Il est nécessaire d’accroître la formation et le renforcement des compétences
Partout dans le monde, les activités de sensibilisation et de formation sur le trafic illicite des biens culturels sont encore timides. Il est donc fondamental que les professionnels qui luttent contre les trafics illicites aient connaissance de ce phénomène et des outils qui existent pour y faire face.
En outre, en comparaison avec la lutte contre d’autres activités criminelles telles que le blanchiment d’argent ou le trafic de stupéfiants, la lutte contre le trafic illicite des biens culturels compte peu d’experts. Il est donc d’autant plus urgent que ces rares experts partagent leurs compétences et leur expérience avec d’autres professionnels afin d’accroître la connaissance et l’expertise sur ce sujet.

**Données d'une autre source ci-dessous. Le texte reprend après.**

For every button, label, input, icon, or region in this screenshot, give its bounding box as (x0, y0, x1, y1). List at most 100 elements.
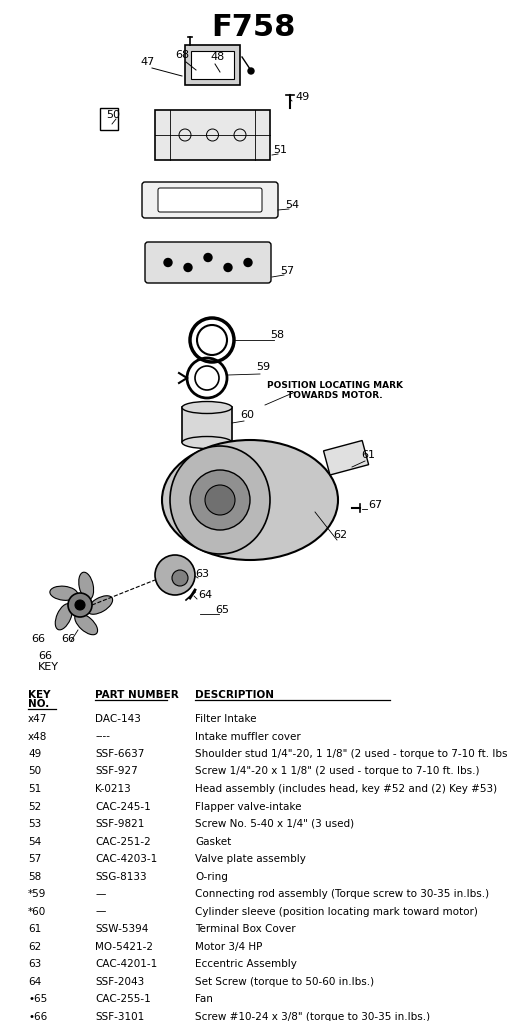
Text: TOWARDS MOTOR.: TOWARDS MOTOR. (287, 391, 383, 400)
Text: 47: 47 (141, 57, 155, 67)
Text: 62: 62 (333, 530, 347, 540)
Text: SSF-2043: SSF-2043 (95, 976, 144, 986)
Text: 59: 59 (256, 362, 270, 372)
Text: PART NUMBER: PART NUMBER (95, 690, 179, 700)
Text: 66: 66 (38, 651, 52, 661)
Text: Flapper valve-intake: Flapper valve-intake (195, 801, 302, 812)
Ellipse shape (55, 603, 73, 630)
Circle shape (195, 366, 219, 390)
Text: 51: 51 (28, 784, 41, 794)
Ellipse shape (87, 595, 113, 615)
Text: 64: 64 (28, 976, 41, 986)
Bar (185, 45, 240, 85)
Circle shape (172, 570, 188, 586)
Text: *59: *59 (28, 889, 46, 900)
Ellipse shape (182, 437, 232, 448)
Text: CAC-251-2: CAC-251-2 (95, 836, 151, 846)
Text: 54: 54 (285, 200, 299, 210)
Text: Filter Intake: Filter Intake (195, 714, 257, 724)
Text: 49: 49 (28, 749, 41, 759)
Circle shape (197, 325, 227, 355)
FancyBboxPatch shape (158, 188, 262, 212)
Text: 51: 51 (273, 145, 287, 155)
Text: Terminal Box Cover: Terminal Box Cover (195, 924, 296, 934)
Circle shape (204, 253, 212, 261)
Circle shape (68, 593, 92, 617)
Text: KEY: KEY (38, 662, 59, 672)
Text: SSW-5394: SSW-5394 (95, 924, 149, 934)
Text: SSF-927: SSF-927 (95, 767, 138, 777)
FancyBboxPatch shape (142, 182, 278, 218)
Text: NO.: NO. (28, 699, 49, 709)
Circle shape (155, 555, 195, 595)
Text: 62: 62 (28, 941, 41, 952)
Text: ----: ---- (95, 731, 110, 741)
Text: x47: x47 (28, 714, 47, 724)
Text: 65: 65 (215, 605, 229, 615)
Ellipse shape (75, 614, 97, 635)
Text: 61: 61 (361, 450, 375, 460)
Text: Intake muffler cover: Intake muffler cover (195, 731, 301, 741)
Text: MO-5421-2: MO-5421-2 (95, 941, 153, 952)
Circle shape (244, 258, 252, 266)
Text: SSF-9821: SSF-9821 (95, 819, 144, 829)
Text: •65: •65 (28, 994, 47, 1004)
Text: Screw #10-24 x 3/8" (torque to 30-35 in.lbs.): Screw #10-24 x 3/8" (torque to 30-35 in.… (195, 1012, 430, 1021)
Text: 57: 57 (28, 854, 41, 864)
Text: SSF-3101: SSF-3101 (95, 1012, 144, 1021)
Text: 50: 50 (106, 110, 120, 120)
Text: 52: 52 (28, 801, 41, 812)
Text: —: — (95, 907, 105, 917)
Bar (155, 110, 270, 160)
FancyBboxPatch shape (145, 242, 271, 283)
Text: Connecting rod assembly (Torque screw to 30-35 in.lbs.): Connecting rod assembly (Torque screw to… (195, 889, 489, 900)
Text: Screw 1/4"-20 x 1 1/8" (2 used - torque to 7-10 ft. lbs.): Screw 1/4"-20 x 1 1/8" (2 used - torque … (195, 767, 480, 777)
Text: Cylinder sleeve (position locating mark toward motor): Cylinder sleeve (position locating mark … (195, 907, 478, 917)
Bar (191, 51, 234, 79)
Text: Screw No. 5-40 x 1/4" (3 used): Screw No. 5-40 x 1/4" (3 used) (195, 819, 354, 829)
Text: 63: 63 (195, 569, 209, 579)
Text: Fan: Fan (195, 994, 213, 1004)
Text: •66: •66 (28, 1012, 47, 1021)
Text: 60: 60 (240, 410, 254, 420)
Text: 68: 68 (175, 50, 189, 60)
Text: 58: 58 (28, 872, 41, 881)
Text: Motor 3/4 HP: Motor 3/4 HP (195, 941, 263, 952)
Text: 50: 50 (28, 767, 41, 777)
Text: 61: 61 (28, 924, 41, 934)
Text: CAC-255-1: CAC-255-1 (95, 994, 151, 1004)
Ellipse shape (50, 586, 78, 600)
Text: 64: 64 (198, 590, 212, 600)
Text: SSF-6637: SSF-6637 (95, 749, 144, 759)
Circle shape (248, 68, 254, 74)
Text: DESCRIPTION: DESCRIPTION (195, 690, 274, 700)
Ellipse shape (162, 440, 338, 560)
Bar (100, 108, 118, 130)
Circle shape (75, 600, 85, 610)
Text: CAC-4201-1: CAC-4201-1 (95, 959, 157, 969)
Text: 67: 67 (368, 500, 382, 510)
Text: 63: 63 (28, 959, 41, 969)
Circle shape (164, 258, 172, 266)
Text: DAC-143: DAC-143 (95, 714, 141, 724)
Text: Set Screw (torque to 50-60 in.lbs.): Set Screw (torque to 50-60 in.lbs.) (195, 976, 374, 986)
Text: K-0213: K-0213 (95, 784, 131, 794)
Text: Head assembly (includes head, key #52 and (2) Key #53): Head assembly (includes head, key #52 an… (195, 784, 497, 794)
Text: Eccentric Assembly: Eccentric Assembly (195, 959, 297, 969)
Text: 66: 66 (31, 634, 45, 644)
Bar (323, 440, 369, 475)
Text: —: — (95, 889, 105, 900)
Text: SSG-8133: SSG-8133 (95, 872, 147, 881)
Ellipse shape (170, 446, 270, 554)
Text: Valve plate assembly: Valve plate assembly (195, 854, 306, 864)
Text: KEY: KEY (28, 690, 51, 700)
Text: CAC-245-1: CAC-245-1 (95, 801, 151, 812)
Circle shape (224, 263, 232, 272)
Text: 49: 49 (295, 92, 309, 102)
Ellipse shape (182, 401, 232, 414)
Circle shape (184, 263, 192, 272)
Circle shape (190, 470, 250, 530)
Text: *60: *60 (28, 907, 46, 917)
Bar (182, 407, 232, 442)
Text: POSITION LOCATING MARK: POSITION LOCATING MARK (267, 381, 403, 390)
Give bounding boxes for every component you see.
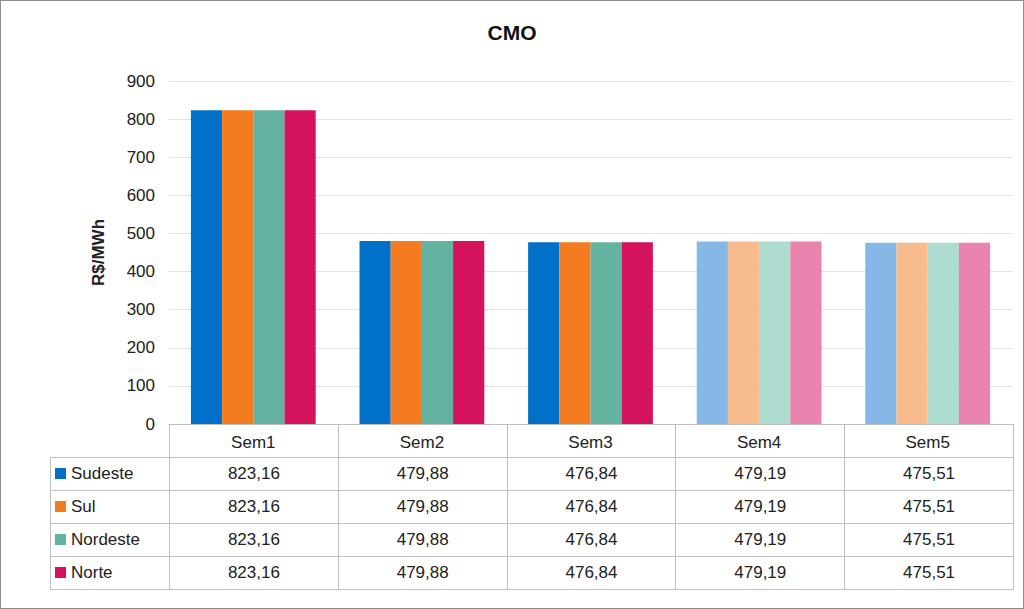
html-text:Norte: Norte — [71, 563, 113, 582]
html-text:823,16: 823,16 — [227, 530, 280, 549]
svg-text:500: 500 — [127, 224, 155, 243]
svg-text:800: 800 — [127, 110, 155, 129]
html-text:479,88: 479,88 — [396, 563, 449, 582]
html-text:479,19: 479,19 — [734, 464, 787, 483]
html-text:Sul: Sul — [71, 497, 96, 516]
html-text:823,16: 823,16 — [227, 464, 280, 483]
html-text:Sudeste: Sudeste — [71, 464, 134, 483]
html-text:Nordeste: Nordeste — [71, 530, 140, 549]
svg-text:400: 400 — [127, 262, 155, 281]
svg-text:Sem4: Sem4 — [737, 433, 781, 452]
html-text:475,51: 475,51 — [903, 464, 956, 483]
html-text:475,51: 475,51 — [903, 497, 956, 516]
html-text:475,51: 475,51 — [903, 563, 956, 582]
html-text:479,19: 479,19 — [734, 563, 787, 582]
html-text:479,19: 479,19 — [734, 530, 787, 549]
html-text:475,51: 475,51 — [903, 530, 956, 549]
html-text:476,84: 476,84 — [565, 497, 618, 516]
html-text:479,88: 479,88 — [396, 464, 449, 483]
svg-text:Sem1: Sem1 — [231, 433, 275, 452]
html-text:476,84: 476,84 — [565, 464, 618, 483]
html-text:476,84: 476,84 — [565, 530, 618, 549]
svg-text:0: 0 — [146, 415, 155, 434]
svg-text:300: 300 — [127, 300, 155, 319]
svg-text:CMO: CMO — [488, 21, 537, 44]
svg-text:700: 700 — [127, 148, 155, 167]
html-text:823,16: 823,16 — [227, 563, 280, 582]
svg-text:100: 100 — [127, 376, 155, 395]
svg-text:Sem5: Sem5 — [905, 433, 949, 452]
html-text:823,16: 823,16 — [227, 497, 280, 516]
svg-text:200: 200 — [127, 338, 155, 357]
svg-text:Sem2: Sem2 — [400, 433, 444, 452]
html-text:479,19: 479,19 — [734, 497, 787, 516]
svg-text:600: 600 — [127, 186, 155, 205]
html-text:476,84: 476,84 — [565, 563, 618, 582]
html-text:479,88: 479,88 — [396, 497, 449, 516]
svg-text:Sem3: Sem3 — [568, 433, 612, 452]
svg-text:900: 900 — [127, 72, 155, 91]
svg-text:R$/MWh: R$/MWh — [89, 219, 108, 286]
html-text:479,88: 479,88 — [396, 530, 449, 549]
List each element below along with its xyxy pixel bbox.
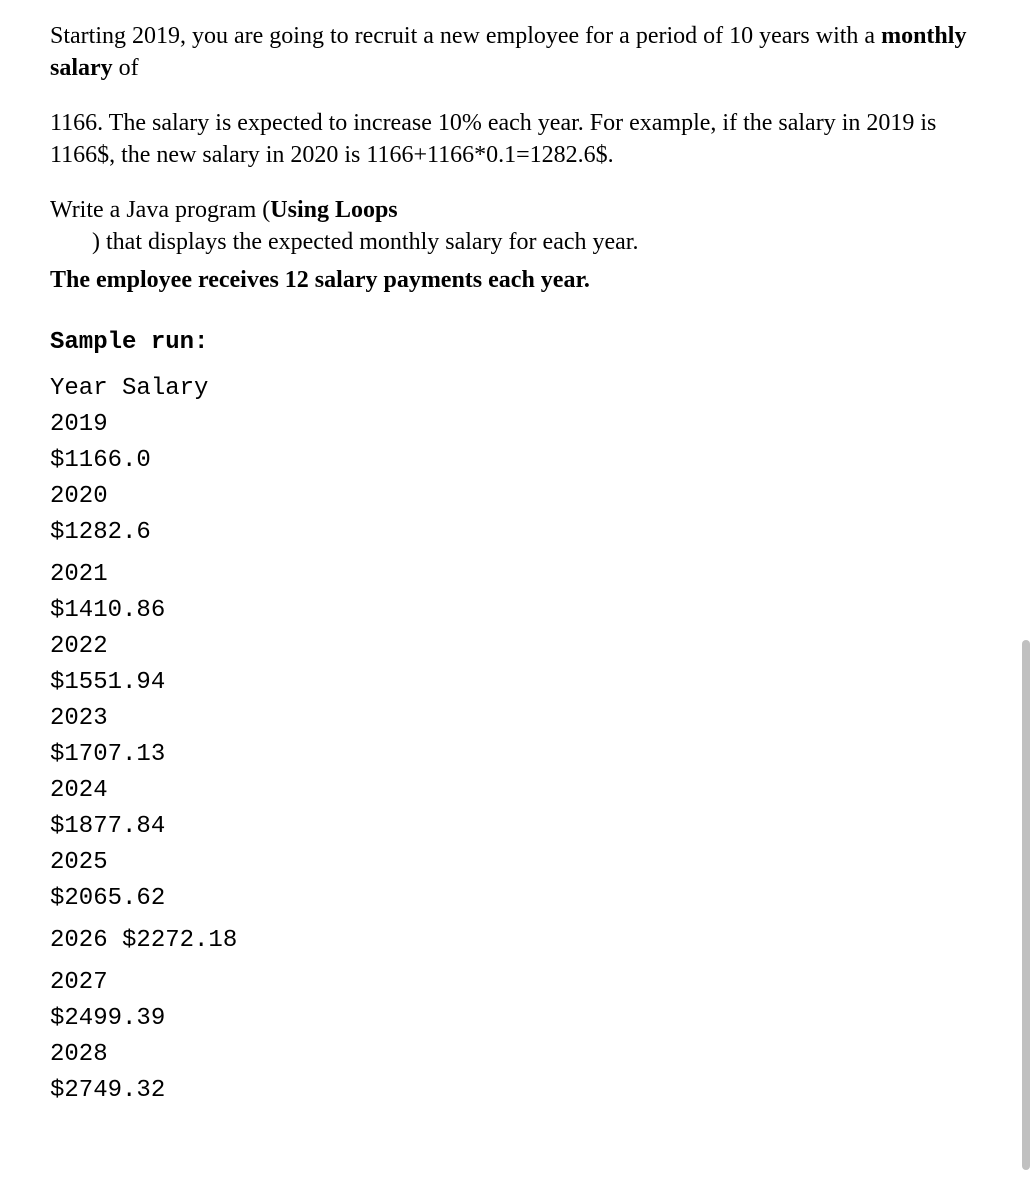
output-line: 2027 [50,965,986,1001]
scrollbar[interactable] [1022,640,1030,1170]
output-line: $2499.39 [50,1001,986,1037]
output-line: $2749.32 [50,1073,986,1109]
paragraph-1: Starting 2019, you are going to recruit … [50,20,986,85]
output-line: 2024 [50,773,986,809]
output-block: Year Salary 2019 $1166.0 2020 $1282.6 20… [50,371,986,1109]
sample-run-label: Sample run: [50,327,986,359]
output-line: 2023 [50,701,986,737]
paragraph-2: 1166. The salary is expected to increase… [50,107,986,172]
p3-text-3: ) that displays the expected monthly sal… [50,229,638,255]
output-line: 2025 [50,845,986,881]
paragraph-3: Write a Java program (Using Loops ) that… [50,194,986,259]
paragraph-4: The employee receives 12 salary payments… [50,264,986,296]
output-line: $1166.0 [50,443,986,479]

Enfin, trop souvent la lutte contre le trafic illicite ne se nourrit pas suffisamment des autres disciplines, telles que le droit, la sécurité, l’histoire de l’art, l’archéologie, la criminologie, etc.
Domaines de formation
De façon générale, tous les professionnels devraient recevoir une formation appropriée selon leur spécialité, dans les domaines suivants :
Criminologie : trafics et pillages, faux et contrefaçons, marché illicite, acteurs, réseaux et circuits.
Droit : législation nationale, droit international, accords régionaux, accords bilatéraux, répression.
Gestion des risques : évaluation, analyse et maîtrise des risques, sécurité des musées et des sites.
Patrimoine culturel : inventaires, acquisitions et obligation de diligence, encadrement des exportations, déontologie, retours et restitutions.
Lutte contre le trafic : organisations internationales, forces de l’ordre, administrations nationales, ONG, société civile.
Outils et pratiques : Base de données d’INTERPOL sur les objets volés, Listes rouges de l’ICOM, Object ID, Modèle de certificat d'exportation UNESCO - OMD, Archeo, etc.
Formation des agents des forces de l’ordre
Les forces de l’ordre se trouvent en première ligne dans la lutte contre le trafic illicite des biens culturels. Malheureusement on ne compte qu’une poignée d’agents spécialisés dans ce domaine très spécifique. Par ailleurs, les centres de formation dédiés aux policiers et aux douaniers n’ont pas pour habitude de sensibiliser leurs étudiants au caractère criminel du trafic illicite des biens culturels.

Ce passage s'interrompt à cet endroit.